FLY ROD CROSBY
The Woman Who Marketed Maine

by Julia A Hunter

Reviewed by Kenny Brechner

    While Franklin County may be thought to have been subject to no shortages in the production of colorful, larger than life figures, we must admit that few, if any, are so well known and widely established as Fly Rod Crosby. Born in Phillips in 1854 as Cornelia T. Crosby, Fly Rod spent a long, and very public life promoting the sportsman's life to be found in Western Maine.

    Julia A. Hunter's, Fly Rod Crosby, The Woman Who Marketed Maine, is a charming new book which succeeds at being both a perceptive biography, and a stirring memorial to an unusual and likeable woman.

    As for a description of Fly Rod, none can be found or made which will be more apt than her own self description. "I am a plain woman of uncertain age, standing six feet in my stockings. I have earned my bread for a good many years doing the work of a bank clerk. I scribble a bit for various sporting journals, and I would rather fish any day than go to heaven."

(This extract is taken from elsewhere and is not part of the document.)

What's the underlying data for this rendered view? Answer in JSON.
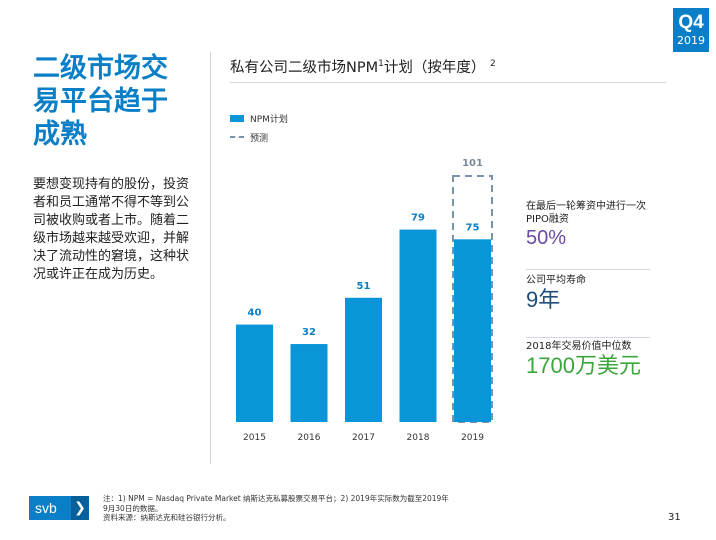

    Fly Rod's size, unfeigned enthusiasm, personal and literary charm, and genuine talent with a fly rod, made her slip easily into a larger than life image that gained the Rangeley area national publicity.

    The legendary aspect of Fly Rod's life leaves any biographer with her work cut out, and Hunter does an excellent job of sifting through Fly Rod's legacy, depositing the mythic and the true each into their respective bins.

    It is very revealing that the surviving primary sources relating to Fly Rod Crosby are both plentiful and entirely public. Fly Rod scribbled more than "a bit" for sporting journals, providing hundreds of columns over the years. She was also widely photographed for publicity reasons, as well as keeping a collection of photographs for her own scrapbook.

    Hunter=s treatment of Fly Rod is essentially that of someone who made little distinction between a public and a private persona. That Fly Rod's articles were often times termed "Letters From Fly Rod" indicates the very great ease she had with a public of outdoor sports enthusiasts who shared her passions and experiences.

    Her greatest exposure came with her annual appearances as a leading member of Maine's exhibit at the Sportsmen's Exhibition Association's Exhibition in New York, at which time thousands of people visited her Rangeley exhibit.

    Fly Rod's appeals as a promoter of Maine camp life were very great. Her boundless enthusiasm, uniformly upbeat journalism, her striking appearance, and her traditional, anti-suffrage views, made her both appealing and non-threatening to Railroad officials and politicians alike.

    The final section of the book is a series of photos taken from Fly Rod's own scrapbook, accompanied by selections from her writings. The single minded pleasures and good fellowship emanating from word and photo call up for us a world whose simple charm seamlessly blends history and sentiment, making for an alluring memorial to a woman whose life so seamlessly bridged the fictional and the real.